Les enfants des ténèbres -3-

Roman - Chapitre 2

Lorsqu'il accéléra pour tourner sur le vieux port, un vent frais lui caressa le visage, accentuant la sensation de bien-être que lui procurait l'isolement de sa voiture. La circulation était agréablement fluide. Il dépassa la Cathédrale, s'engagea dans une zone sombre. La peur l'oppressa.
Le pigeon aux ailes cendre frappa le pare-brise, Fabien freina.

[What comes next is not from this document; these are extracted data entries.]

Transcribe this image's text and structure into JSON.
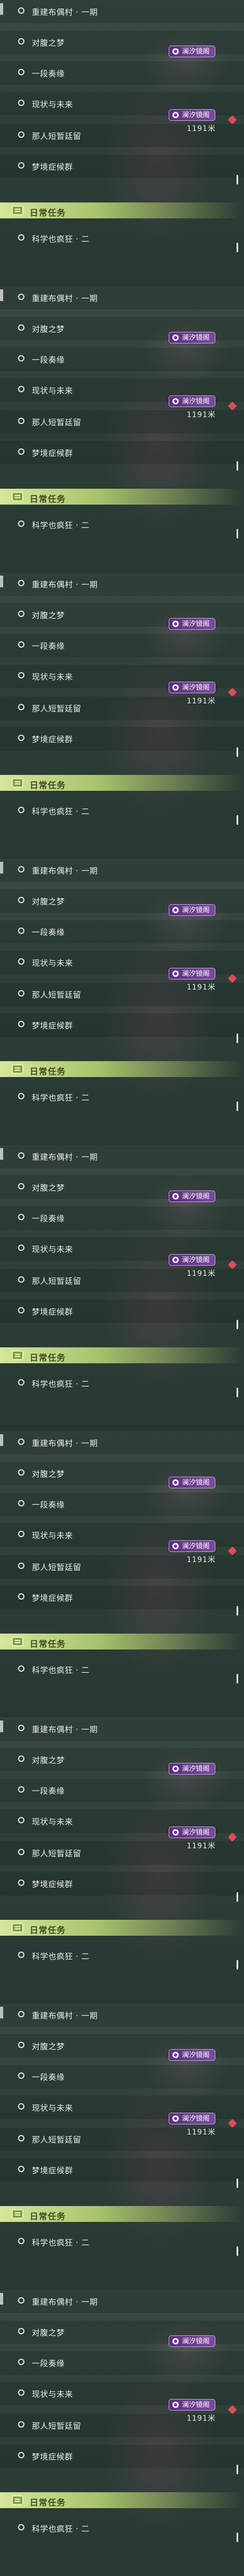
{
  "quest_list": {
    "items": [
      {
        "label": "重建布偶村 · 一期"
      },
      {
        "label": "对腹之梦"
      },
      {
        "label": "一段奏缘"
      },
      {
        "label": "现状与未来"
      },
      {
        "label": "那人短暂廷留"
      },
      {
        "label": "梦境症候群"
      }
    ],
    "tag_label": "澜汐镜阁",
    "distance": "1191米",
    "daily_section_label": "日常任务",
    "daily_item_label": "科学也疯狂 · 二"
  },
  "colors": {
    "tag": "#6a3a8c",
    "section": "#a9c46c",
    "marker": "#e04c56"
  }
}
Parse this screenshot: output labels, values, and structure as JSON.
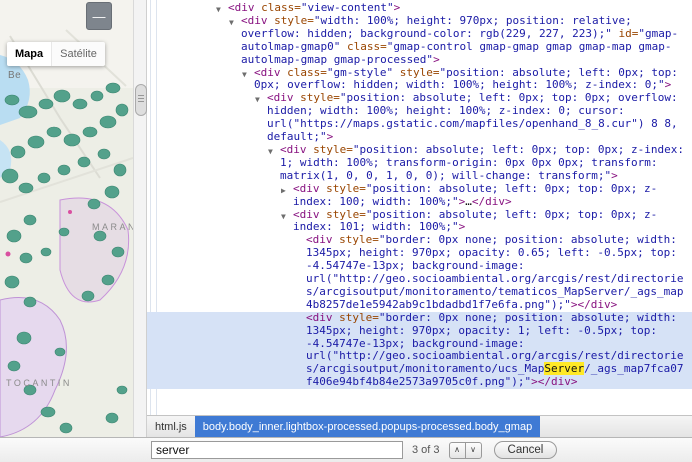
{
  "colors": {
    "breadcrumb_selected": "#3f7ad4",
    "search_match_highlight": "#ffe926",
    "selected_node_bg": "#d6e2f6",
    "syntax_tag": "#881280",
    "syntax_attr": "#994500",
    "syntax_value": "#1a1aa6",
    "map_forest_green": "#53a18b",
    "map_region_purple": "#c892da"
  },
  "map": {
    "minus_glyph": "—",
    "type_buttons": [
      {
        "label": "Mapa"
      },
      {
        "label": "Satélite"
      }
    ],
    "labels": [
      {
        "text": "Be"
      },
      {
        "text": "MARAN"
      },
      {
        "text": "TOCANTIN"
      }
    ]
  },
  "devtools": {
    "tree": [
      {
        "indent": 0,
        "marker": "▼",
        "selected": false,
        "segments": [
          [
            "t",
            "<div"
          ],
          [
            "a",
            " class="
          ],
          [
            "v",
            "\"view-content\""
          ],
          [
            "t",
            ">"
          ]
        ]
      },
      {
        "indent": 1,
        "marker": "▼",
        "selected": false,
        "segments": [
          [
            "t",
            "<div"
          ],
          [
            "a",
            " style="
          ],
          [
            "v",
            "\"width: 100%; height: 970px; position: relative; overflow: hidden; background-color: rgb(229, 227, 223);\""
          ],
          [
            "a",
            " id="
          ],
          [
            "v",
            "\"gmap-autolmap-gmap0\""
          ],
          [
            "a",
            " class="
          ],
          [
            "v",
            "\"gmap-control gmap-gmap gmap gmap-map gmap-autolmap-gmap gmap-processed\""
          ],
          [
            "t",
            ">"
          ]
        ]
      },
      {
        "indent": 2,
        "marker": "▼",
        "selected": false,
        "segments": [
          [
            "t",
            "<div"
          ],
          [
            "a",
            " class="
          ],
          [
            "v",
            "\"gm-style\""
          ],
          [
            "a",
            " style="
          ],
          [
            "v",
            "\"position: absolute; left: 0px; top: 0px; overflow: hidden; width: 100%; height: 100%; z-index: 0;\""
          ],
          [
            "t",
            ">"
          ]
        ]
      },
      {
        "indent": 3,
        "marker": "▼",
        "selected": false,
        "segments": [
          [
            "t",
            "<div"
          ],
          [
            "a",
            " style="
          ],
          [
            "v",
            "\"position: absolute; left: 0px; top: 0px; overflow: hidden; width: 100%; height: 100%; z-index: 0; cursor: url(\"https://maps.gstatic.com/mapfiles/openhand_8_8.cur\") 8 8, default;\""
          ],
          [
            "t",
            ">"
          ]
        ]
      },
      {
        "indent": 4,
        "marker": "▼",
        "selected": false,
        "segments": [
          [
            "t",
            "<div"
          ],
          [
            "a",
            " style="
          ],
          [
            "v",
            "\"position: absolute; left: 0px; top: 0px; z-index: 1; width: 100%; transform-origin: 0px 0px 0px; transform: matrix(1, 0, 0, 1, 0, 0); will-change: transform;\""
          ],
          [
            "t",
            ">"
          ]
        ]
      },
      {
        "indent": 5,
        "marker": "▶",
        "selected": false,
        "segments": [
          [
            "t",
            "<div"
          ],
          [
            "a",
            " style="
          ],
          [
            "v",
            "\"position: absolute; left: 0px; top: 0px; z-index: 100; width: 100%;\""
          ],
          [
            "t",
            ">"
          ],
          [
            "p",
            "…"
          ],
          [
            "t",
            "</div>"
          ]
        ]
      },
      {
        "indent": 5,
        "marker": "▼",
        "selected": false,
        "segments": [
          [
            "t",
            "<div"
          ],
          [
            "a",
            " style="
          ],
          [
            "v",
            "\"position: absolute; left: 0px; top: 0px; z-index: 101; width: 100%;\""
          ],
          [
            "t",
            ">"
          ]
        ]
      },
      {
        "indent": 6,
        "marker": "",
        "selected": false,
        "segments": [
          [
            "t",
            "<div"
          ],
          [
            "a",
            " style="
          ],
          [
            "v",
            "\"border: 0px none; position: absolute; width: 1345px; height: 970px; opacity: 0.65; left: -0.5px; top: -4.54747e-13px; background-image: url(\"http://geo.socioambiental.org/arcgis/rest/directories/arcgisoutput/monitoramento/tematicos_MapServer/_ags_map4b8257de1e5942ab9c1bdadbd1f7e6fa.png\");\""
          ],
          [
            "t",
            ">"
          ],
          [
            "t",
            "</div>"
          ]
        ]
      },
      {
        "indent": 6,
        "marker": "",
        "selected": true,
        "segments": [
          [
            "t",
            "<div"
          ],
          [
            "a",
            " style="
          ],
          [
            "v",
            "\"border: 0px none; position: absolute; width: 1345px; height: 970px; opacity: 1; left: -0.5px; top: -4.54747e-13px; background-image: url(\"http://geo.socioambiental.org/arcgis/rest/directories/arcgisoutput/monitoramento/ucs_Map"
          ],
          [
            "h",
            "Server"
          ],
          [
            "v",
            "/_ags_map7fca07f406e94bf4b84e2573a9705c0f.png\");\""
          ],
          [
            "t",
            ">"
          ],
          [
            "t",
            "</div>"
          ]
        ]
      }
    ],
    "breadcrumbs": [
      {
        "label": "html.js",
        "selected": false
      },
      {
        "label": "body.body_inner.lightbox-processed.popups-processed.body_gmap",
        "selected": true
      }
    ],
    "find": {
      "query": "server",
      "matches": "3 of 3",
      "prev_glyph": "∧",
      "next_glyph": "∨",
      "cancel_label": "Cancel"
    }
  }
}
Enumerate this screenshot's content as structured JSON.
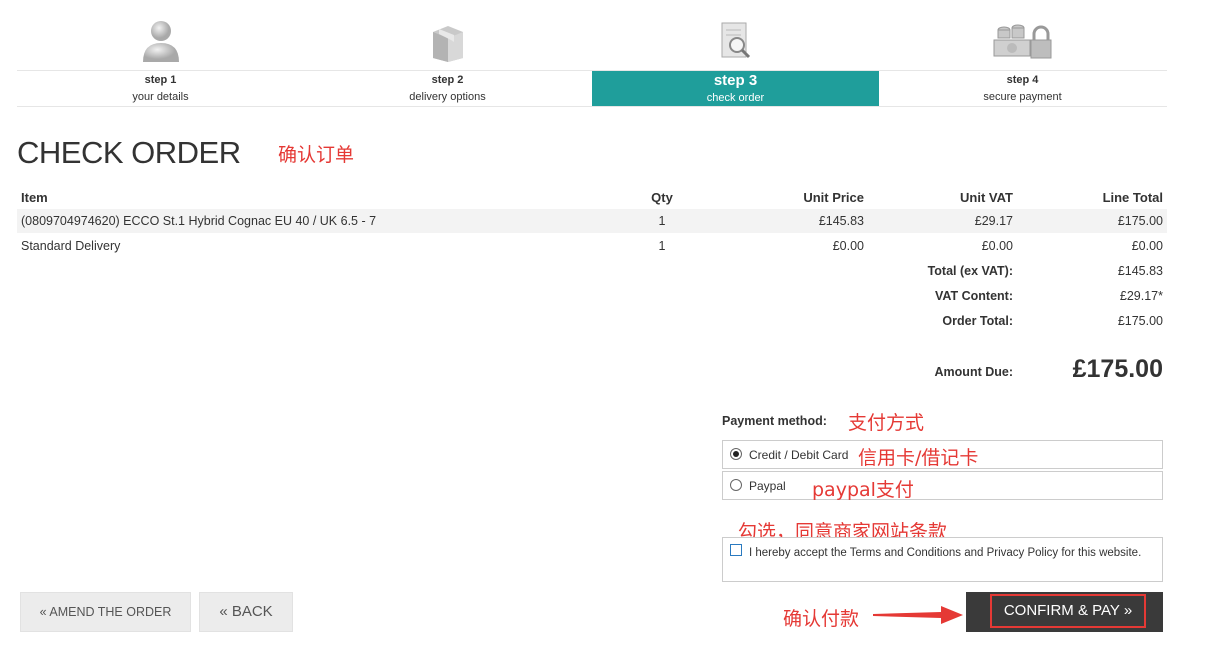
{
  "steps": [
    {
      "num": "step 1",
      "label": "your details",
      "icon": "user-icon",
      "active": false
    },
    {
      "num": "step 2",
      "label": "delivery options",
      "icon": "package-icon",
      "active": false
    },
    {
      "num": "step 3",
      "label": "check order",
      "icon": "document-magnifier-icon",
      "active": true
    },
    {
      "num": "step 4",
      "label": "secure payment",
      "icon": "money-lock-icon",
      "active": false
    }
  ],
  "page_title": "CHECK ORDER",
  "annotations": {
    "title": "确认订单",
    "payment_method": "支付方式",
    "card": "信用卡/借记卡",
    "paypal": "paypal支付",
    "terms": "勾选，同意商家网站条款",
    "confirm": "确认付款"
  },
  "order_table": {
    "headers": {
      "item": "Item",
      "qty": "Qty",
      "unit_price": "Unit Price",
      "unit_vat": "Unit VAT",
      "line_total": "Line Total"
    },
    "rows": [
      {
        "item": "(0809704974620) ECCO St.1 Hybrid Cognac EU 40 / UK 6.5 - 7",
        "qty": "1",
        "unit_price": "£145.83",
        "unit_vat": "£29.17",
        "line_total": "£175.00"
      },
      {
        "item": "Standard Delivery",
        "qty": "1",
        "unit_price": "£0.00",
        "unit_vat": "£0.00",
        "line_total": "£0.00"
      }
    ],
    "totals": [
      {
        "label": "Total (ex VAT):",
        "value": "£145.83"
      },
      {
        "label": "VAT Content:",
        "value": "£29.17*"
      },
      {
        "label": "Order Total:",
        "value": "£175.00"
      }
    ],
    "amount_due_label": "Amount Due:",
    "amount_due_value": "£175.00"
  },
  "payment": {
    "label": "Payment method:",
    "options": [
      {
        "label": "Credit / Debit Card",
        "selected": true
      },
      {
        "label": "Paypal",
        "selected": false
      }
    ]
  },
  "terms": {
    "checked": false,
    "text": "I hereby accept the Terms and Conditions and Privacy Policy for this website."
  },
  "buttons": {
    "amend": "« AMEND THE ORDER",
    "back": "« BACK",
    "confirm": "CONFIRM & PAY »"
  },
  "colors": {
    "accent": "#1f9e9b",
    "annotation": "#e53935",
    "confirm_bg": "#3a3a3a"
  }
}
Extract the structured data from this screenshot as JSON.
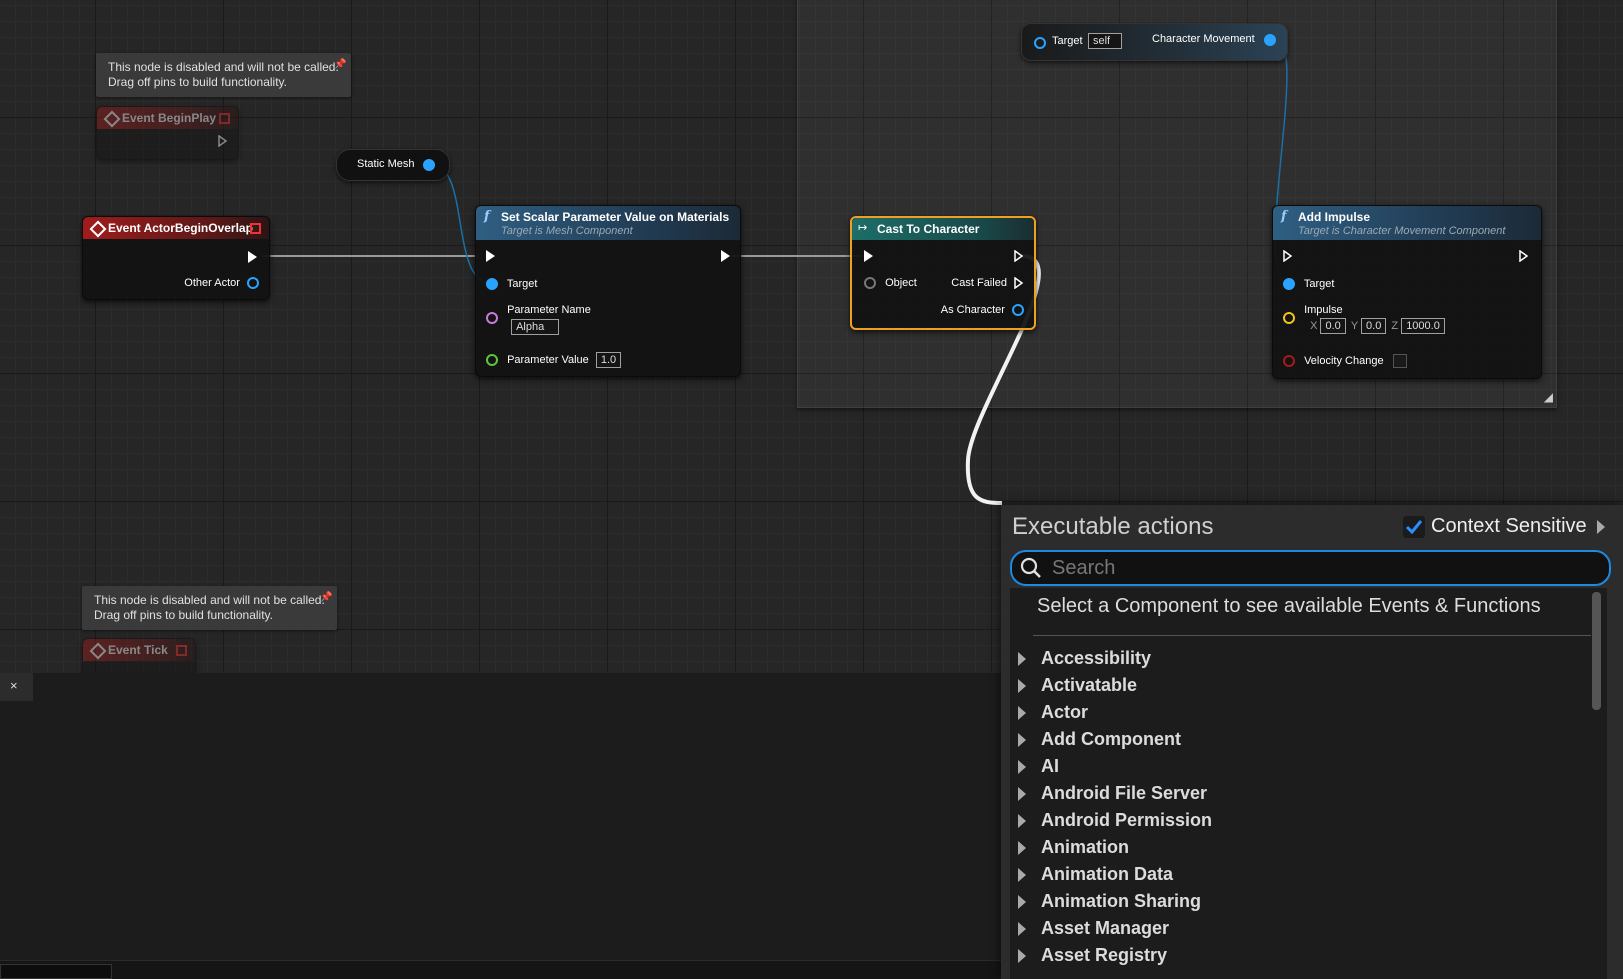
{
  "graph": {
    "tooltip_disabled_1": [
      "This node is disabled and will not be called.",
      "Drag off pins to build functionality."
    ],
    "tooltip_disabled_2": [
      "This node is disabled and will not be called.",
      "Drag off pins to build functionality."
    ],
    "event_begin_play": {
      "title": "Event BeginPlay"
    },
    "event_tick": {
      "title": "Event Tick"
    },
    "event_overlap": {
      "title": "Event ActorBeginOverlap",
      "pin_other_actor": "Other Actor"
    },
    "static_mesh": {
      "title": "Static Mesh"
    },
    "set_scalar": {
      "title": "Set Scalar Parameter Value on Materials",
      "subtitle": "Target is Mesh Component",
      "pin_target": "Target",
      "pin_param_name": "Parameter Name",
      "param_name_value": "Alpha",
      "pin_param_value": "Parameter Value",
      "param_value": "1.0"
    },
    "cast": {
      "title": "Cast To Character",
      "pin_object": "Object",
      "pin_cast_failed": "Cast Failed",
      "pin_as_character": "As Character"
    },
    "char_movement": {
      "target_label": "Target",
      "target_value": "self",
      "output_label": "Character Movement"
    },
    "add_impulse": {
      "title": "Add Impulse",
      "subtitle": "Target is Character Movement Component",
      "pin_target": "Target",
      "pin_impulse": "Impulse",
      "x_label": "X",
      "x_value": "0.0",
      "y_label": "Y",
      "y_value": "0.0",
      "z_label": "Z",
      "z_value": "1000.0",
      "pin_velocity_change": "Velocity Change"
    }
  },
  "panel": {
    "close_label": "×"
  },
  "action_menu": {
    "title": "Executable actions",
    "context_sensitive_label": "Context Sensitive",
    "context_sensitive_checked": true,
    "search_placeholder": "Search",
    "hint": "Select a Component to see available Events & Functions",
    "categories": [
      "Accessibility",
      "Activatable",
      "Actor",
      "Add Component",
      "AI",
      "Android File Server",
      "Android Permission",
      "Animation",
      "Animation Data",
      "Animation Sharing",
      "Asset Manager",
      "Asset Registry"
    ]
  },
  "colors": {
    "exec_wire": "#c8c8c8",
    "object_pin": "#2aa3ff",
    "name_pin": "#c87adf",
    "float_pin": "#5ec63a",
    "vector_pin": "#f2c21a",
    "bool_pin": "#a31c1c",
    "selected_outline": "#f0a020",
    "search_focus": "#1c8ae0",
    "event_header": "#a01c1c",
    "function_header": "#2f5f83",
    "cast_header": "#1d6e6a"
  }
}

Les enfants des ténèbres  -3-
Maître Fabien Deguers en était à son dernier rendez-vous de la soirée. Il soupira, appela sa secrétaire:
- Brigitte, s'il vous plaît, qui est cet Abbé Dupic?"
- Je ne sais pas Maître, sans doute un nouveau dossier."
- Très bien, faites entrer."
Il portait des vêtements civils. Seule une petite croix d'un blanc crémeux, fixée au revers de son veston, indiquait son état. Fabien se demanda si elle était de cire.
Il s'obligea à accueillir le prêtre avec chaleur. Le visiteur ne lui rendit pas son sourire, garda le silence, s'affaissa dans le siège profond et moelleux qui lui était désigné.
- Que puis je pour vous, Monsieur l'Abbé?"
Fabien se rendit compte que cet homme au teint de marbre et aux yeux gris était malade. Sa voix était pourtant chaude et assurée:
- Vous, rien. Quant à vous aider, il est possible qu'il soit trop tard!"
Un prédicateur, se dit l'avocat, ce fou est un prédicateur et je vais perdre mon temps à l'écouter au lieu de quitter ce bureau.
"Et sa croix, est-elle vraiment de cire?"
Il se leva:
- Je suis désolé, Monsieur l'Abbé, mais, ne partageant pas votre foi, je suis obligé de mettre un terme à cette conversation."
Il lui tendit la main. Le prêtre ne bougea pas :
- Je dois vous parler de votre enfant! "
Fabien serra de ses mains le bord du bureau et hurla:
- Quel enfant? "
Son interlocuteur le dévisagea, ses yeux prirent une coloration plus sombre. Sa voix, cette fois teintée d'angoisse, se fit lasse:
- Celui que porte votre femme. Appelez chez vous, je vous prie. "
- Pourquoi le ferais-je? Vous êtes fou! "
- Parce qu'elle n'y est pas. "
Deguers songea qu'il y avait là un bon moyen de se débarrasser du dingue. Du doigt, il pressa le bouton de l'interphone:
- Brigitte, voulez vous appeler chez moi?"
S'asseyant en une attitude arrogante, il montra l'assurance d'un mari tranquille. Le prêtre, les mains jointes, semblait sommeiller. Un vieux rapace, pensa Fabien, mais sa croix est peut-être de cire.
L'interphone grésilla:
- Maître, Madame Deguers sur la deuxième. "
Fabien décrocha lentement, plaqua sa main sur le combiné:
- Maintenant, fichez le camp ! "


Plus tard dans la nuit, l'Abbé Dupic écrira: "C'est trop tard, on ne pourchasse pas les ténèbres lorsque s'y mêle la lumière. Dieu nous semble bien cruel. Ses desseins nous échappent. Un jour, il nous faudra apprendre à ne plus jouir de l'ombre de l'arbre en lui opposant le soleil qui le nourrit."
Méticuleusement, il ôta la petite croix de son habit et la rangea dans son écrin de velours rouge. Ses mains tremblaient.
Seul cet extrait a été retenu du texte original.